На автомобиле Смирнова они поехали в управление ФСБ, где Дронго в течение часа читал подробности страшных преступлений. Он мрачно рассматривал фотографии, морщась, словно от боли. Затем решительно отбросил всю пачку фотографий.

— Не могу больше, — зло сказал он, стиснув зубы, — просто не могу больше смотреть. Меня нельзя перегружать таким количеством этих подробностей. Я человек эмоциональный, нервный. И если я его встречу, то вполне возможно, что просто загрызу эту сволочь.

— Я вас понимаю, — кивнул Николай Николаевич, — у меня часто бывает такое ощущение. Каждый раз, когда выезжаю на место преступления и представляю, какой ужас испытывает жертва перед смертью. У меня две дочери, и я не знаю, что бы я сделал с человеком, который их обидел. Честное слово, не знаю.

— Давайте фотографии, — сказал Дронго, — все равно нужно его найти. Понять психологию и найти. Обязательно найти.

Он снова начал рассматривать фотографии, читать показания свидетелей и акты экспертиз.

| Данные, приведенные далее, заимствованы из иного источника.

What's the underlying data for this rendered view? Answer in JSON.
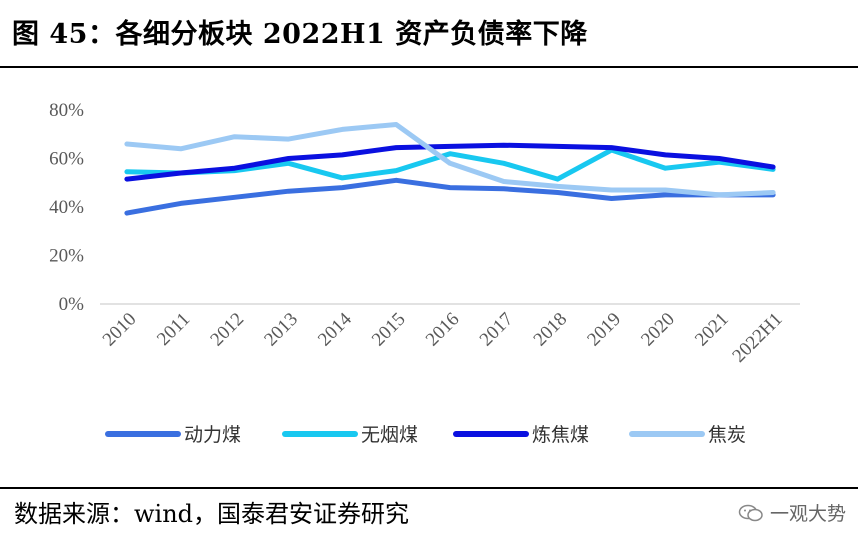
{
  "header": {
    "title": "图 45：各细分板块 2022H1 资产负债率下降"
  },
  "footer": {
    "source": "数据来源：wind，国泰君安证券研究",
    "watermark": "一观大势",
    "watermark_icon": "wechat-icon"
  },
  "chart_data": {
    "type": "line",
    "title": "",
    "xlabel": "",
    "ylabel": "",
    "categories": [
      "2010",
      "2011",
      "2012",
      "2013",
      "2014",
      "2015",
      "2016",
      "2017",
      "2018",
      "2019",
      "2020",
      "2021",
      "2022H1"
    ],
    "yticks": [
      "0%",
      "20%",
      "40%",
      "60%",
      "80%"
    ],
    "ylim": [
      0,
      80
    ],
    "grid": false,
    "legend_position": "bottom",
    "series": [
      {
        "name": "动力煤",
        "color": "#3a6fe0",
        "values": [
          37.5,
          41.5,
          44,
          46.5,
          48,
          51,
          48,
          47.5,
          46,
          43.5,
          45,
          45,
          45
        ]
      },
      {
        "name": "无烟煤",
        "color": "#18c8f0",
        "values": [
          54.5,
          54,
          55,
          58,
          52,
          55,
          62,
          58,
          51.5,
          63.5,
          56,
          58.5,
          55.5
        ]
      },
      {
        "name": "炼焦煤",
        "color": "#0a10e0",
        "values": [
          51.5,
          54,
          56,
          60,
          61.5,
          64.5,
          65,
          65.5,
          65,
          64.5,
          61.5,
          60,
          56.5
        ]
      },
      {
        "name": "焦炭",
        "color": "#9cc9f4",
        "values": [
          66,
          64,
          69,
          68,
          72,
          74,
          58,
          50.5,
          48.5,
          47,
          47,
          45,
          46
        ]
      }
    ]
  }
}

Примерно через час он закончил, отодвинул от себя папку с документами и фотографиями.

— Такое ощущение, что меня окунули в зловонную жидкость и я задыхаюсь без воздуха, — признался Дронго, — хорошо, что вы мне показали все это. Теперь я буду еще злее.

— Надеюсь, вы понимаете, что не имеете права на самосуд и самостоятельные следственные действия. Вы не процессуальное лицо, — напомнил Смирнов.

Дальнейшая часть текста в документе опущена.